Documentaire de Ben Rivers (2015)

Ben Rivers filme un gars.


The end.


Pas de dialogues, pas de péripéties, du super 16 granuleux, le Nord de l'Ecosse, la grosse teuf quoi.
La plupart du temps, un film ça se regarde. Sur l'écran ça bouge, quelque chose attire votre œil en permanence, il s'agit de faire vivre du mouvement en lumière. Ben Rivers ne veut pas.
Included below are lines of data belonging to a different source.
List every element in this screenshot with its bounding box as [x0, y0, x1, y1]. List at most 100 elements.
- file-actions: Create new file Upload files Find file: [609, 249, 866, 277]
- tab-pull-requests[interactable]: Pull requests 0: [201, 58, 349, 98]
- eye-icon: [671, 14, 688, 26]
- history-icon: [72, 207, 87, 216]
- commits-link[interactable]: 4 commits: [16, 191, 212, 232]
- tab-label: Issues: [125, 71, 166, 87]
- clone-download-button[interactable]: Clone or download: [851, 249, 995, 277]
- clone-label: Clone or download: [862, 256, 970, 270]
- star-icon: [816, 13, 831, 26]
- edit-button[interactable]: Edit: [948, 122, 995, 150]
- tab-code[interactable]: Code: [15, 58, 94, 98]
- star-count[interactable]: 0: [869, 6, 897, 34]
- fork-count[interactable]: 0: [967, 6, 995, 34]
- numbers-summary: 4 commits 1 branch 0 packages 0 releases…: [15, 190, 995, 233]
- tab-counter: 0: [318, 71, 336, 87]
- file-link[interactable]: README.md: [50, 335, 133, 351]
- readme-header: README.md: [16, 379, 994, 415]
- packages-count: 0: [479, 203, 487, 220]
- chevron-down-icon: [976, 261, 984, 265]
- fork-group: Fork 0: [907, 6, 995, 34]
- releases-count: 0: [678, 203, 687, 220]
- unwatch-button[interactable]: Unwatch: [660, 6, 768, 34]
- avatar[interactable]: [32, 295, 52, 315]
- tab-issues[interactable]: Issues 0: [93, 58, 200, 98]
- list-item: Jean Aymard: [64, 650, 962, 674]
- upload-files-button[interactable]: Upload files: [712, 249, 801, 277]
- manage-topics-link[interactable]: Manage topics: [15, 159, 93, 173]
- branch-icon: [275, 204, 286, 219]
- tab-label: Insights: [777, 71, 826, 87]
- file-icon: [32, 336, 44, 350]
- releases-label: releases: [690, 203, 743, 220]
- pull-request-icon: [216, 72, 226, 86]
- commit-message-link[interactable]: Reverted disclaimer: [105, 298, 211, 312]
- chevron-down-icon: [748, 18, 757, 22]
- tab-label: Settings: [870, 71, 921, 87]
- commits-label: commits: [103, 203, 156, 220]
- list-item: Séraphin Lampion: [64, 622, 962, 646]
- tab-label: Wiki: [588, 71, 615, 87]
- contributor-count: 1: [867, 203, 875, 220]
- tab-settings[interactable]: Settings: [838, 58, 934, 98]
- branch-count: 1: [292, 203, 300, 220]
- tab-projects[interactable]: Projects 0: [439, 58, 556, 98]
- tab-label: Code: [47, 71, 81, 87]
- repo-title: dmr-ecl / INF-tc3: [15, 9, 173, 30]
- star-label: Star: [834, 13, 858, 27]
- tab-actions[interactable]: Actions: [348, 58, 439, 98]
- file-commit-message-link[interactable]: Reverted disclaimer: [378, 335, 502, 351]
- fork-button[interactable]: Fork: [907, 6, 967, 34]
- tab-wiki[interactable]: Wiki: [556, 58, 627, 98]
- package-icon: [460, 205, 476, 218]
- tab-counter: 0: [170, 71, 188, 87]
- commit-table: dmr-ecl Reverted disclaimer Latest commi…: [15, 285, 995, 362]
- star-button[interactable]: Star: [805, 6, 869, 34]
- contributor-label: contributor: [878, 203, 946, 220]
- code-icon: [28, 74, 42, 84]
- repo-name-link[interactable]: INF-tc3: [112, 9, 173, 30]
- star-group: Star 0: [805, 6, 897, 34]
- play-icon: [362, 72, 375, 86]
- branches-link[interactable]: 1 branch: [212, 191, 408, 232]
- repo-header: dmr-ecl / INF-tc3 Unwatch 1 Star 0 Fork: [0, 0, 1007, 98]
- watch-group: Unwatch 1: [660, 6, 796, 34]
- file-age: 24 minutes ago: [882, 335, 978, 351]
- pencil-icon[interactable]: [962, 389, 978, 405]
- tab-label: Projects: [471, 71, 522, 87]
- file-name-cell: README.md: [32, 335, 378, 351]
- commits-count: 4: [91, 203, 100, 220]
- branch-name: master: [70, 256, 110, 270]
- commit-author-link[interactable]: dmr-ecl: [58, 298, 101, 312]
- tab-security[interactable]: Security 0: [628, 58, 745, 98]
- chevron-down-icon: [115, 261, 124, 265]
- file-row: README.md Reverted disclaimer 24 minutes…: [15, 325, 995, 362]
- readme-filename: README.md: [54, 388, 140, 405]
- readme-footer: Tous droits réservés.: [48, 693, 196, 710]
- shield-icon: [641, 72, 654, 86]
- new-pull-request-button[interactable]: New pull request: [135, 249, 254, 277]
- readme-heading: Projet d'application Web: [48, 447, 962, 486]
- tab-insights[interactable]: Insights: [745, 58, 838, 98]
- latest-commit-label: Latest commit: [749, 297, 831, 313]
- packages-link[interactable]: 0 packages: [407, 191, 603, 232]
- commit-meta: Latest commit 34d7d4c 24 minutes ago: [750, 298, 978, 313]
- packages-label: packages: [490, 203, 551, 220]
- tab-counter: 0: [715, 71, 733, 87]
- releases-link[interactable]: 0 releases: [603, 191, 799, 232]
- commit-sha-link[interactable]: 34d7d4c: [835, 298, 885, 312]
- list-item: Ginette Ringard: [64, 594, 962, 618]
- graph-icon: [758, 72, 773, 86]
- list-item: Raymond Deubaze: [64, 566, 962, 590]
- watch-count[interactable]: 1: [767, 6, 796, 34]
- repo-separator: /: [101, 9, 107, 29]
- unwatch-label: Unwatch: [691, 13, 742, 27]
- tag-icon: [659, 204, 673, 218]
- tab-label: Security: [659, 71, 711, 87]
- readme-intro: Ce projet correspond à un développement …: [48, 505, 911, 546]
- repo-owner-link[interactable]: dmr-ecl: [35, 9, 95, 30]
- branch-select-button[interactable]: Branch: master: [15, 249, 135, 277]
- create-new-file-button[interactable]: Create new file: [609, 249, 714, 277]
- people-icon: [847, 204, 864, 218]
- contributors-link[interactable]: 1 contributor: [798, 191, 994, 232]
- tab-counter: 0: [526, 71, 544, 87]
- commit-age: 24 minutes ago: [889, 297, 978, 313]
Jake est un ermite, il n'aime personne et veut dormir, couper du bois, regarder dans le vide, prendre sa douche, attraper froid en marchant dans la neige et se réchauffer près du feu. Il est mis en scène entrain de vivre ses journées telles qu'elles le seraient s'il n'était pas filmé. Et pourtant la caméra filme quelque chose. Elle filme la réalité, non pas parce que le film est catégorisé comme un documentaire, mais parce que la vie s'écoule comme elle le devrait.
Les plans-séquences fixes extrêmement durs montrent Jake se réveillant le matin, se retournant dans son lit et s'asseyant au bord le temps que ses fonctions motrices reprennent le dessus. En prenant sa douche, il se révèle en contre-jour tel un fantôme de vapeur. En écrivant quelque chose sur un bout de papier en fin de journée, c'est un bien triste héliaste tout fripé, les lunettes vissées sur son nez. On ne saura jamais ce qu'il y a marqué sur ce papier car c'est Jake qui nous intéresse, figé dans le noir, son visage parcheminé et les crevasses qui se dessinent sur ses joues, son front, sous ses yeux, grâce au clair-obscur de son unique bougie.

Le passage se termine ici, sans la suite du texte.